# Math Help - Complex numbers

1. ## Complex numbers

Given Z1= sqr.root of 3+i and Z2= 6(cos(pie/6) + i sin(pie/6)) respond to the following:

*Convert Z1 to polar form

*Find Z1 dot Z2 (there is a dot in the middle) Leave your answer in polar form.

2. For those who understand complex numbers $\sqrt {3 + i}$ does not exists.
Now there are two square roots of ${3 + i}$!
But the radical sign is applied only to real numbers.
You seem to have some real confusion in mathematical notation and symbols.
What are you trying to ask?
BTW: Pie is a somthing one eats, like Amercian Pie. It is not a number.

3. i just wrote everything just like my teacher gave it to me, and i wrote pie because i don't know how to put the symbol.

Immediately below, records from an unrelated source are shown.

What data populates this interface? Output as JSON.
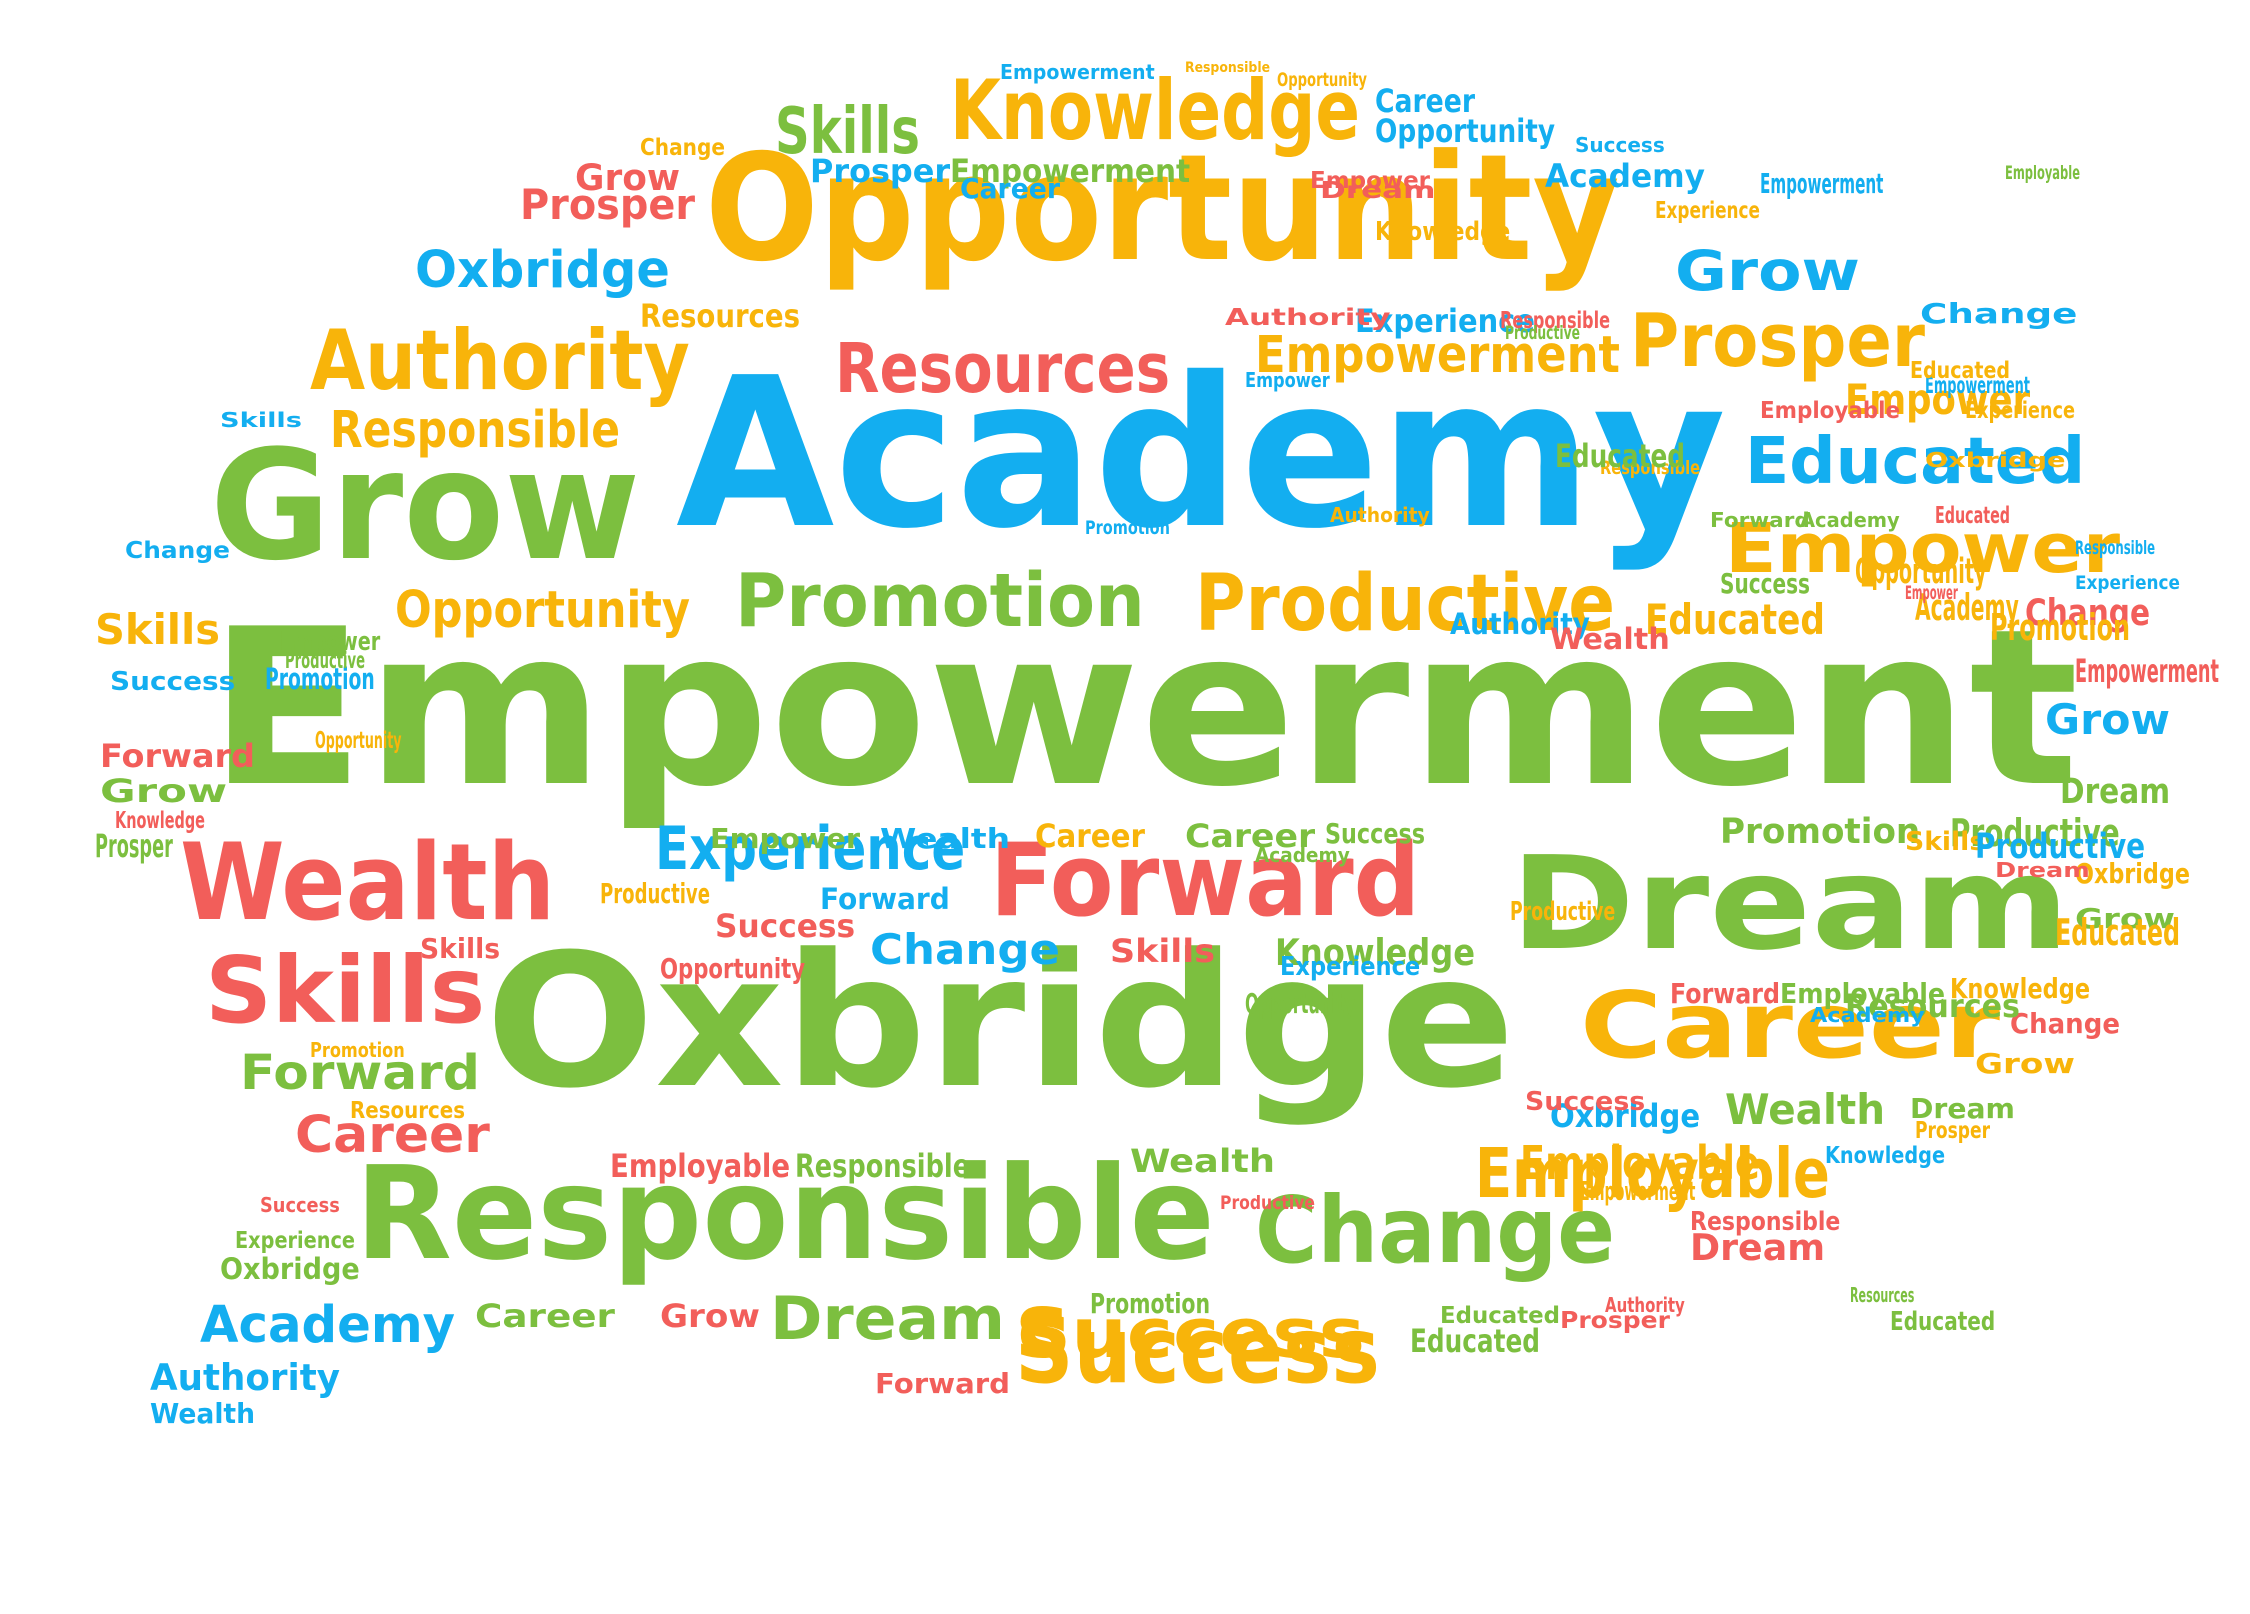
{
  "palette": {
    "green": "#7cbf3f",
    "blue": "#13aef0",
    "orange": "#f8b40a",
    "red": "#f25e5a"
  },
  "words": [
    {
      "text": "Empowerment",
      "color": "green"
    },
    {
      "text": "Academy",
      "color": "blue"
    },
    {
      "text": "Oxbridge",
      "color": "green"
    },
    {
      "text": "Opportunity",
      "color": "orange"
    },
    {
      "text": "Responsible",
      "color": "green"
    },
    {
      "text": "Dream",
      "color": "green"
    },
    {
      "text": "Grow",
      "color": "green"
    },
    {
      "text": "Knowledge",
      "color": "orange"
    },
    {
      "text": "Forward",
      "color": "red"
    },
    {
      "text": "Wealth",
      "color": "red"
    },
    {
      "text": "Career",
      "color": "orange"
    },
    {
      "text": "Change",
      "color": "green"
    },
    {
      "text": "Skills",
      "color": "red"
    },
    {
      "text": "Success",
      "color": "orange"
    },
    {
      "text": "Authority",
      "color": "orange"
    },
    {
      "text": "Productive",
      "color": "orange"
    },
    {
      "text": "Promotion",
      "color": "green"
    },
    {
      "text": "Prosper",
      "color": "orange"
    },
    {
      "text": "Resources",
      "color": "red"
    },
    {
      "text": "Educated",
      "color": "blue"
    },
    {
      "text": "Empower",
      "color": "orange"
    },
    {
      "text": "Employable",
      "color": "orange"
    },
    {
      "text": "Experience",
      "color": "blue"
    },
    {
      "text": "Skills",
      "color": "green"
    },
    {
      "text": "Oxbridge",
      "color": "blue"
    },
    {
      "text": "Grow",
      "color": "blue"
    },
    {
      "text": "Empowerment",
      "color": "orange"
    },
    {
      "text": "Responsible",
      "color": "orange"
    },
    {
      "text": "Opportunity",
      "color": "orange"
    },
    {
      "text": "Prosper",
      "color": "red"
    },
    {
      "text": "Grow",
      "color": "red"
    },
    {
      "text": "Resources",
      "color": "orange"
    },
    {
      "text": "Career",
      "color": "blue"
    },
    {
      "text": "Opportunity",
      "color": "blue"
    },
    {
      "text": "Prosper",
      "color": "blue"
    },
    {
      "text": "Empowerment",
      "color": "green"
    },
    {
      "text": "Academy",
      "color": "blue"
    },
    {
      "text": "Experience",
      "color": "blue"
    },
    {
      "text": "Success",
      "color": "blue"
    },
    {
      "text": "Experience",
      "color": "orange"
    },
    {
      "text": "Empower",
      "color": "red"
    },
    {
      "text": "Change",
      "color": "orange"
    },
    {
      "text": "Empowerment",
      "color": "blue"
    },
    {
      "text": "Responsible",
      "color": "orange"
    },
    {
      "text": "Opportunity",
      "color": "orange"
    },
    {
      "text": "Educated",
      "color": "orange"
    },
    {
      "text": "Empower",
      "color": "orange"
    },
    {
      "text": "Skills",
      "color": "orange"
    },
    {
      "text": "Change",
      "color": "red"
    },
    {
      "text": "Grow",
      "color": "blue"
    },
    {
      "text": "Dream",
      "color": "green"
    },
    {
      "text": "Productive",
      "color": "green"
    },
    {
      "text": "Promotion",
      "color": "green"
    },
    {
      "text": "Oxbridge",
      "color": "orange"
    },
    {
      "text": "Grow",
      "color": "green"
    },
    {
      "text": "Knowledge",
      "color": "green"
    },
    {
      "text": "Knowledge",
      "color": "orange"
    },
    {
      "text": "Change",
      "color": "red"
    },
    {
      "text": "Grow",
      "color": "orange"
    },
    {
      "text": "Forward",
      "color": "red"
    },
    {
      "text": "Employable",
      "color": "green"
    },
    {
      "text": "Oxbridge",
      "color": "blue"
    },
    {
      "text": "Wealth",
      "color": "green"
    },
    {
      "text": "Dream",
      "color": "green"
    },
    {
      "text": "Prosper",
      "color": "orange"
    },
    {
      "text": "Knowledge",
      "color": "blue"
    },
    {
      "text": "Employable",
      "color": "orange"
    },
    {
      "text": "Responsible",
      "color": "red"
    },
    {
      "text": "Dream",
      "color": "red"
    },
    {
      "text": "Prosper",
      "color": "red"
    },
    {
      "text": "Educated",
      "color": "green"
    },
    {
      "text": "Educated",
      "color": "green"
    },
    {
      "text": "Success",
      "color": "orange"
    },
    {
      "text": "Promotion",
      "color": "green"
    },
    {
      "text": "Dream",
      "color": "green"
    },
    {
      "text": "Career",
      "color": "green"
    },
    {
      "text": "Grow",
      "color": "red"
    },
    {
      "text": "Forward",
      "color": "red"
    },
    {
      "text": "Academy",
      "color": "blue"
    },
    {
      "text": "Authority",
      "color": "blue"
    },
    {
      "text": "Wealth",
      "color": "blue"
    },
    {
      "text": "Oxbridge",
      "color": "green"
    },
    {
      "text": "Experience",
      "color": "green"
    },
    {
      "text": "Success",
      "color": "red"
    },
    {
      "text": "Career",
      "color": "red"
    },
    {
      "text": "Resources",
      "color": "orange"
    },
    {
      "text": "Forward",
      "color": "green"
    },
    {
      "text": "Promotion",
      "color": "orange"
    },
    {
      "text": "Skills",
      "color": "red"
    },
    {
      "text": "Employable",
      "color": "red"
    },
    {
      "text": "Responsible",
      "color": "green"
    },
    {
      "text": "Wealth",
      "color": "green"
    },
    {
      "text": "Change",
      "color": "blue"
    },
    {
      "text": "Skills",
      "color": "red"
    },
    {
      "text": "Opportunity",
      "color": "red"
    },
    {
      "text": "Success",
      "color": "red"
    },
    {
      "text": "Forward",
      "color": "blue"
    },
    {
      "text": "Experience",
      "color": "blue"
    },
    {
      "text": "Productive",
      "color": "orange"
    },
    {
      "text": "Career",
      "color": "orange"
    },
    {
      "text": "Career",
      "color": "green"
    },
    {
      "text": "Success",
      "color": "green"
    },
    {
      "text": "Empower",
      "color": "green"
    },
    {
      "text": "Wealth",
      "color": "blue"
    },
    {
      "text": "Skills",
      "color": "orange"
    },
    {
      "text": "Productive",
      "color": "blue"
    },
    {
      "text": "Promotion",
      "color": "blue"
    },
    {
      "text": "Empower",
      "color": "green"
    },
    {
      "text": "Authority",
      "color": "blue"
    },
    {
      "text": "Success",
      "color": "blue"
    },
    {
      "text": "Forward",
      "color": "red"
    },
    {
      "text": "Grow",
      "color": "green"
    },
    {
      "text": "Knowledge",
      "color": "red"
    },
    {
      "text": "Prosper",
      "color": "green"
    },
    {
      "text": "Skills",
      "color": "blue"
    },
    {
      "text": "Change",
      "color": "blue"
    },
    {
      "text": "Opportunity",
      "color": "orange"
    },
    {
      "text": "Productive",
      "color": "green"
    },
    {
      "text": "Academy",
      "color": "green"
    },
    {
      "text": "Resources",
      "color": "green"
    },
    {
      "text": "Educated",
      "color": "orange"
    },
    {
      "text": "Responsible",
      "color": "blue"
    },
    {
      "text": "Experience",
      "color": "blue"
    },
    {
      "text": "Promotion",
      "color": "blue"
    },
    {
      "text": "Authority",
      "color": "orange"
    },
    {
      "text": "Academy",
      "color": "green"
    },
    {
      "text": "Educated",
      "color": "red"
    },
    {
      "text": "Forward",
      "color": "green"
    },
    {
      "text": "Career",
      "color": "blue"
    },
    {
      "text": "Dream",
      "color": "red"
    },
    {
      "text": "Knowledge",
      "color": "orange"
    },
    {
      "text": "Employable",
      "color": "green"
    },
    {
      "text": "Empowerment",
      "color": "blue"
    },
    {
      "text": "Authority",
      "color": "red"
    },
    {
      "text": "Responsible",
      "color": "red"
    },
    {
      "text": "Productive",
      "color": "green"
    },
    {
      "text": "Empower",
      "color": "blue"
    },
    {
      "text": "Empowerment",
      "color": "blue"
    },
    {
      "text": "Experience",
      "color": "orange"
    },
    {
      "text": "Educated",
      "color": "orange"
    },
    {
      "text": "Responsible",
      "color": "orange"
    },
    {
      "text": "Educated",
      "color": "green"
    },
    {
      "text": "Change",
      "color": "blue"
    },
    {
      "text": "Employable",
      "color": "red"
    },
    {
      "text": "Wealth",
      "color": "red"
    },
    {
      "text": "Success",
      "color": "green"
    },
    {
      "text": "Opportunity",
      "color": "orange"
    },
    {
      "text": "Academy",
      "color": "orange"
    },
    {
      "text": "Empower",
      "color": "red"
    },
    {
      "text": "Promotion",
      "color": "orange"
    },
    {
      "text": "Empowerment",
      "color": "red"
    },
    {
      "text": "Oxbridge",
      "color": "orange"
    },
    {
      "text": "Resources",
      "color": "green"
    },
    {
      "text": "Academy",
      "color": "blue"
    },
    {
      "text": "Educated",
      "color": "green"
    },
    {
      "text": "Dream",
      "color": "red"
    },
    {
      "text": "Productive",
      "color": "orange"
    },
    {
      "text": "Opportunity",
      "color": "green"
    },
    {
      "text": "Empowerment",
      "color": "orange"
    },
    {
      "text": "Authority",
      "color": "red"
    },
    {
      "text": "Productive",
      "color": "red"
    },
    {
      "text": "Success",
      "color": "red"
    }
  ]
}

4. Originally Posted by Cyberman86
i just wrote everything just like my teacher gave it to me, and i wrote pie because i don't know how to put the symbol.
The Greek letter is pi, $\pi$.
It is realy sad but your ‘teacher’ may not be up to speed.
Those easily misunderstand complex numbers or Complex Analysis who are minimally prepared.

5. ## Help

Z1= sqr.root of 3+i and Z2= 6(cos(pie/6) + i sin(pie/6))

Okay, I don't know if you can take it from here, but Euler's Formula gives:

cos(x)+i sin(x)=e^(ix)

And:

sqrt.(3+i)=(3+i)^(1/2)=e^ln((3+i)^(1/2))=e^(.5(ln(3+i)))

And another formula gives:

ln(x+yi)=.5(ln(x^2+y^2))+i(arctan(y/x))

So Z(1)=sqrt.(3+i)=e^(.5(.5(ln(9+1))+i arctan(1/3))) (I may be missing a paranthesis, but you get the idea)

So now you have:

Z(1)=[e^(.25(ln(10)))][e^(i[.5(arctan(1/3)))]

Thus:

Z(1)=[e^(.25(ln(10)))][cos(.5(arctan(1/3)))+i sin(.5(artan(1/3)))]

And from there you can find the real and imaginary part of Z(1)

I may have made a typo somewhere in there, but the formulas are correct.